Interestingly, both CAD versions in our study have slightly higher, but not statistically significant, mean and median numbers of all marks, marks only on masses, and marks only on calcifications in non-dense breasts than in dense breasts. Brem did not stratify false positive rate by breast density, but Malich did, and although they showed a trend towards lower false positive rates with lower breast densities, the only statistically significant result they reported was a lower mean false positive rate for masses with entirely fatty breasts compared to the other breast density categories. Fewer CAD marks and higher specificity in dense breasts are likely the result of difficulty in identification or differentiation of patterns from dense tissue material.
Version 5.0 and 7.2 did not differ significantly in the proportion of marks classified as very easy or easy to dismiss—neither among the 76 marks that were identified in both versions nor among marks that were identified in one or the other version but not both. Therefore, it appears that although the false positive rate remains at a mean of 2.3 false positive marks per case, the majority of these marks are quickly evaluated by the radiologist and easily dismissed.

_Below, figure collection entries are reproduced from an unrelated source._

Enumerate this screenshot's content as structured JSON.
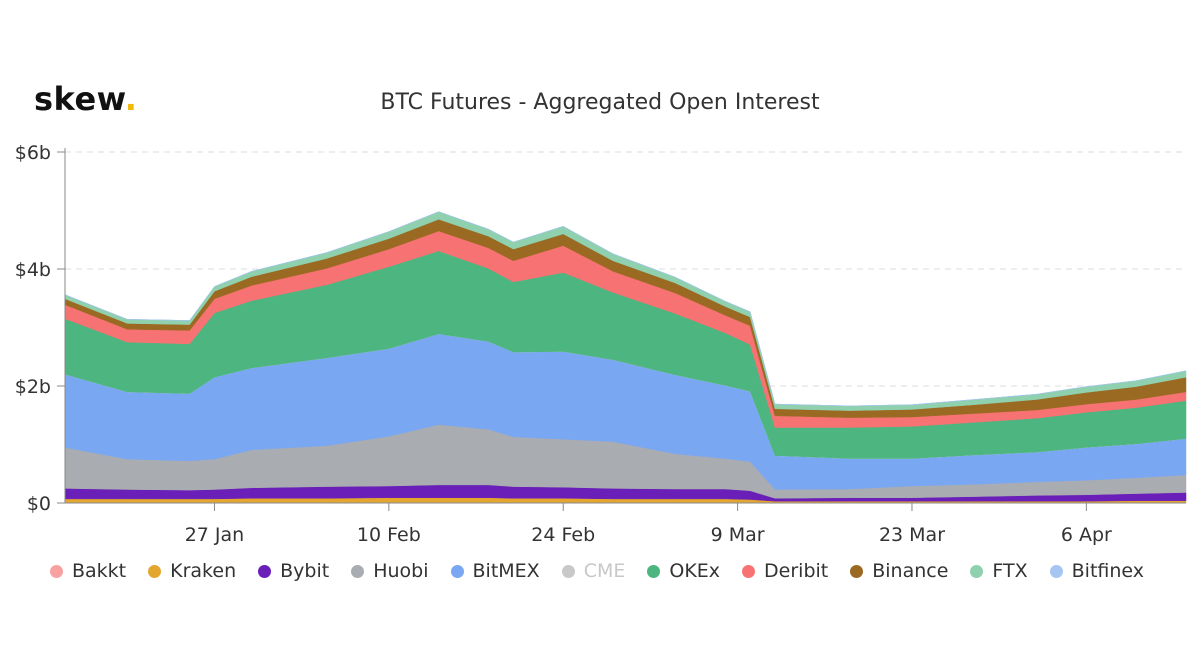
{
  "brand": {
    "name": "skew",
    "dot": "."
  },
  "chart_data": {
    "type": "area",
    "title": "BTC Futures - Aggregated Open Interest",
    "stacked": true,
    "y_ticks": [
      "$0",
      "$2b",
      "$4b",
      "$6b"
    ],
    "ylim": [
      0,
      6
    ],
    "y_unit": "billion USD",
    "x_ticks": [
      "27 Jan",
      "10 Feb",
      "24 Feb",
      "9 Mar",
      "23 Mar",
      "6 Apr"
    ],
    "x_range": [
      "2020-01-15",
      "2020-04-14"
    ],
    "grid": true,
    "legend_position": "bottom",
    "x": [
      "2020-01-15",
      "2020-01-20",
      "2020-01-25",
      "2020-01-27",
      "2020-01-30",
      "2020-02-05",
      "2020-02-10",
      "2020-02-14",
      "2020-02-18",
      "2020-02-20",
      "2020-02-24",
      "2020-02-28",
      "2020-03-04",
      "2020-03-08",
      "2020-03-10",
      "2020-03-12",
      "2020-03-18",
      "2020-03-23",
      "2020-03-28",
      "2020-04-02",
      "2020-04-06",
      "2020-04-10",
      "2020-04-14"
    ],
    "series": [
      {
        "name": "Bakkt",
        "color": "#f7a1a1",
        "values": [
          0.01,
          0.01,
          0.01,
          0.01,
          0.01,
          0.01,
          0.01,
          0.01,
          0.01,
          0.01,
          0.01,
          0.01,
          0.01,
          0.01,
          0.01,
          0.01,
          0.01,
          0.01,
          0.01,
          0.01,
          0.01,
          0.01,
          0.01
        ]
      },
      {
        "name": "Kraken",
        "color": "#e3a72f",
        "values": [
          0.06,
          0.06,
          0.06,
          0.06,
          0.07,
          0.07,
          0.08,
          0.08,
          0.08,
          0.07,
          0.07,
          0.06,
          0.06,
          0.06,
          0.05,
          0.02,
          0.02,
          0.02,
          0.02,
          0.02,
          0.02,
          0.03,
          0.03
        ]
      },
      {
        "name": "Bybit",
        "color": "#6a1fb8",
        "values": [
          0.18,
          0.16,
          0.15,
          0.16,
          0.18,
          0.2,
          0.2,
          0.22,
          0.22,
          0.2,
          0.19,
          0.18,
          0.17,
          0.17,
          0.15,
          0.05,
          0.06,
          0.06,
          0.08,
          0.1,
          0.11,
          0.12,
          0.14
        ]
      },
      {
        "name": "Huobi",
        "color": "#a9acb1",
        "values": [
          0.7,
          0.52,
          0.5,
          0.52,
          0.65,
          0.7,
          0.85,
          1.03,
          0.95,
          0.85,
          0.82,
          0.8,
          0.6,
          0.52,
          0.5,
          0.15,
          0.15,
          0.2,
          0.21,
          0.23,
          0.25,
          0.27,
          0.3
        ]
      },
      {
        "name": "BitMEX",
        "color": "#7aa7f2",
        "values": [
          1.25,
          1.15,
          1.15,
          1.4,
          1.4,
          1.5,
          1.5,
          1.55,
          1.5,
          1.45,
          1.5,
          1.4,
          1.35,
          1.25,
          1.2,
          0.58,
          0.52,
          0.47,
          0.5,
          0.51,
          0.56,
          0.58,
          0.62
        ]
      },
      {
        "name": "CME",
        "color": "#d4d4d4",
        "values": [
          0,
          0,
          0,
          0,
          0,
          0,
          0,
          0,
          0,
          0,
          0,
          0,
          0,
          0,
          0,
          0,
          0,
          0,
          0,
          0,
          0,
          0,
          0
        ]
      },
      {
        "name": "OKEx",
        "color": "#4db580",
        "values": [
          0.95,
          0.85,
          0.85,
          1.1,
          1.15,
          1.25,
          1.4,
          1.42,
          1.25,
          1.2,
          1.35,
          1.15,
          1.05,
          0.9,
          0.8,
          0.48,
          0.53,
          0.55,
          0.56,
          0.58,
          0.6,
          0.62,
          0.65
        ]
      },
      {
        "name": "Deribit",
        "color": "#f77272",
        "values": [
          0.24,
          0.22,
          0.23,
          0.24,
          0.26,
          0.28,
          0.3,
          0.34,
          0.35,
          0.36,
          0.46,
          0.36,
          0.35,
          0.3,
          0.32,
          0.2,
          0.17,
          0.16,
          0.15,
          0.14,
          0.14,
          0.14,
          0.15
        ]
      },
      {
        "name": "Binance",
        "color": "#9b6a22",
        "values": [
          0.1,
          0.1,
          0.1,
          0.13,
          0.15,
          0.17,
          0.18,
          0.2,
          0.2,
          0.2,
          0.2,
          0.18,
          0.17,
          0.15,
          0.15,
          0.12,
          0.12,
          0.13,
          0.15,
          0.18,
          0.2,
          0.22,
          0.25
        ]
      },
      {
        "name": "FTX",
        "color": "#8fd0ae",
        "values": [
          0.07,
          0.07,
          0.07,
          0.08,
          0.09,
          0.1,
          0.12,
          0.13,
          0.12,
          0.12,
          0.13,
          0.12,
          0.1,
          0.09,
          0.09,
          0.08,
          0.08,
          0.08,
          0.09,
          0.09,
          0.1,
          0.1,
          0.11
        ]
      },
      {
        "name": "Bitfinex",
        "color": "#a6c5f3",
        "values": [
          0,
          0,
          0,
          0,
          0,
          0,
          0,
          0,
          0,
          0,
          0,
          0,
          0,
          0,
          0,
          0,
          0,
          0,
          0,
          0,
          0,
          0,
          0
        ]
      }
    ],
    "muted_series": [
      "CME"
    ]
  }
}
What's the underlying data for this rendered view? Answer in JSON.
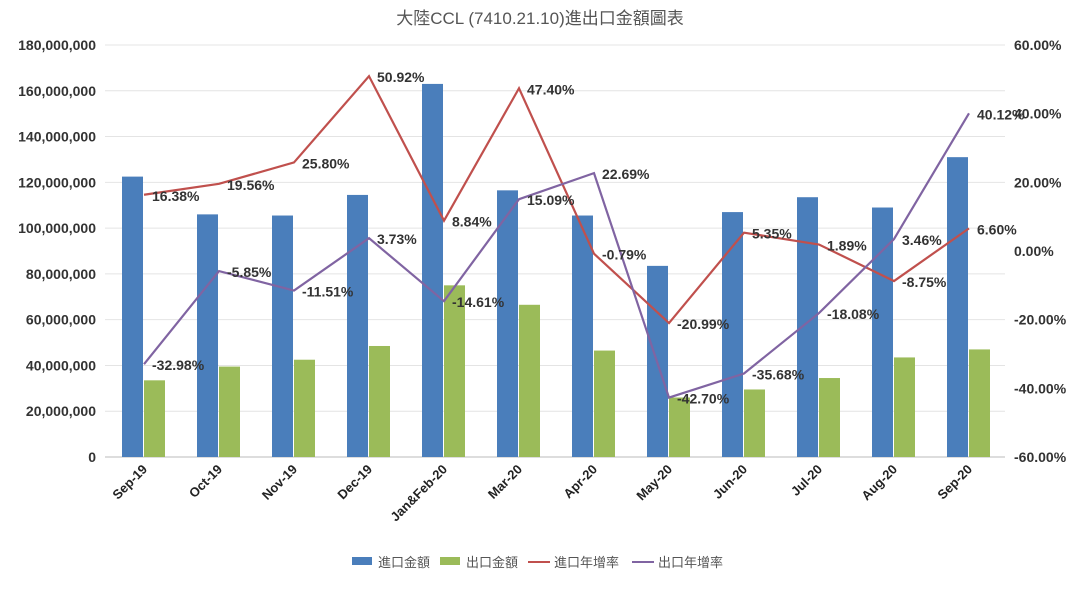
{
  "chart_data": {
    "type": "bar+line",
    "title": "大陸CCL (7410.21.10)進出口金額圖表",
    "categories": [
      "Sep-19",
      "Oct-19",
      "Nov-19",
      "Dec-19",
      "Jan&Feb-20",
      "Mar-20",
      "Apr-20",
      "May-20",
      "Jun-20",
      "Jul-20",
      "Aug-20",
      "Sep-20"
    ],
    "left_axis": {
      "ylim": [
        0,
        180000000
      ],
      "ticks": [
        "0",
        "20,000,000",
        "40,000,000",
        "60,000,000",
        "80,000,000",
        "100,000,000",
        "120,000,000",
        "140,000,000",
        "160,000,000",
        "180,000,000"
      ]
    },
    "right_axis": {
      "ylim": [
        -60,
        60
      ],
      "ticks": [
        "-60.00%",
        "-40.00%",
        "-20.00%",
        "0.00%",
        "20.00%",
        "40.00%",
        "60.00%"
      ]
    },
    "grid": true,
    "legend_position": "bottom",
    "series": [
      {
        "name": "進口金額",
        "type": "bar",
        "axis": "left",
        "color": "#4a7ebb",
        "values": [
          122500000,
          106000000,
          105500000,
          114500000,
          163000000,
          116500000,
          105500000,
          83500000,
          107000000,
          113500000,
          109000000,
          131000000
        ]
      },
      {
        "name": "出口金額",
        "type": "bar",
        "axis": "left",
        "color": "#9bbb59",
        "values": [
          33500000,
          39500000,
          42500000,
          48500000,
          75000000,
          66500000,
          46500000,
          26000000,
          29500000,
          34500000,
          43500000,
          47000000
        ]
      },
      {
        "name": "進口年增率",
        "type": "line",
        "axis": "right",
        "color": "#c0504d",
        "values": [
          16.38,
          19.56,
          25.8,
          50.92,
          8.84,
          47.4,
          -0.79,
          -20.99,
          5.35,
          1.89,
          -8.75,
          6.6
        ],
        "labels": [
          "16.38%",
          "19.56%",
          "25.80%",
          "50.92%",
          "8.84%",
          "47.40%",
          "-0.79%",
          "-20.99%",
          "5.35%",
          "1.89%",
          "-8.75%",
          "6.60%"
        ]
      },
      {
        "name": "出口年增率",
        "type": "line",
        "axis": "right",
        "color": "#8064a2",
        "values": [
          -32.98,
          -5.85,
          -11.51,
          3.73,
          -14.61,
          15.09,
          22.69,
          -42.7,
          -35.68,
          -18.08,
          3.46,
          40.12
        ],
        "labels": [
          "-32.98%",
          "-5.85%",
          "-11.51%",
          "3.73%",
          "-14.61%",
          "15.09%",
          "22.69%",
          "-42.70%",
          "-35.68%",
          "-18.08%",
          "3.46%",
          "40.12%"
        ]
      }
    ]
  }
}
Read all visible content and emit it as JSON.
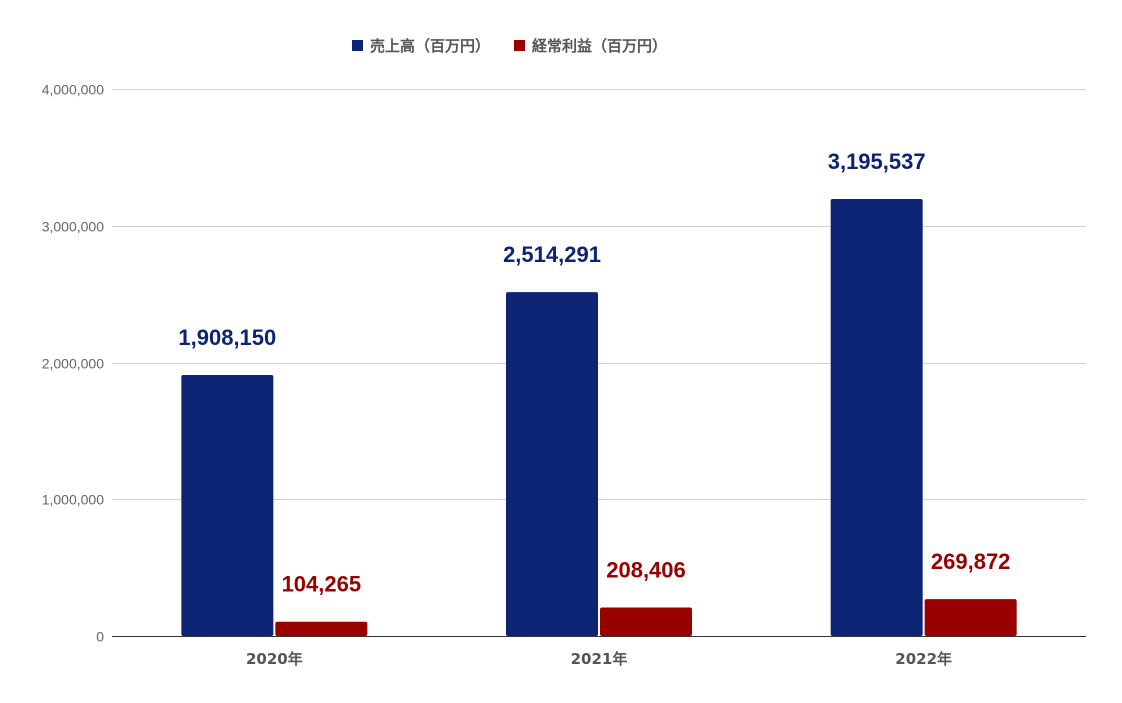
{
  "chart_data": {
    "type": "bar",
    "categories": [
      "2020年",
      "2021年",
      "2022年"
    ],
    "series": [
      {
        "name": "売上高（百万円）",
        "values": [
          1908150,
          2514291,
          3195537
        ],
        "labels": [
          "1,908,150",
          "2,514,291",
          "3,195,537"
        ],
        "color": "#0d2475"
      },
      {
        "name": "経常利益（百万円）",
        "values": [
          104265,
          208406,
          269872
        ],
        "labels": [
          "104,265",
          "208,406",
          "269,872"
        ],
        "color": "#990000"
      }
    ],
    "ylim": [
      0,
      4000000
    ],
    "yticks": [
      0,
      1000000,
      2000000,
      3000000,
      4000000
    ],
    "ytick_labels": [
      "0",
      "1,000,000",
      "2,000,000",
      "3,000,000",
      "4,000,000"
    ],
    "grid": true,
    "legend_position": "top-center",
    "title": "",
    "xlabel": "",
    "ylabel": ""
  }
}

Although the total number of marks did not change between v5.0 and v7.2, the fact that only about one third of the marks were common is interesting. Although reproducibility may be a factor due to redigitization of the same screen-film mammograms several years later, this result may largely be a reflection of the significant changes in the CAD algorithms from v5.0 to v7.2. Although CAD sensitivity is not reported in this study, the manufacturer’s strategy from v5.0 to v7.2 was to increase CAD sensitivity while maintaining the CAD false positive rate. Since detection of masses is fundamentally more challenging for CAD than detection of calcifications, the false positive rate for calcifications was intentionally reduced to allow for an increase in the false positive rate for masses without a change in the overall false positive rate. This strategy could potentially facilitate increases in CAD sensitivity for masses while maintaining CAD sensitivity for calcifications (Hoffmeister JW, personal communication).
The retrospective nature of this study resulted in some limitations. First, all mammograms evaluated by CAD were screen film. Although there is an increasing trend toward digital mammography, this study still reflects the majority of practices. Second, the assessment of ease of dismissing CAD marks was made by one radiologist, who knew the marks were all false positive. However, the consistency of comparison between the two versions, several years apart, is an important result of this study.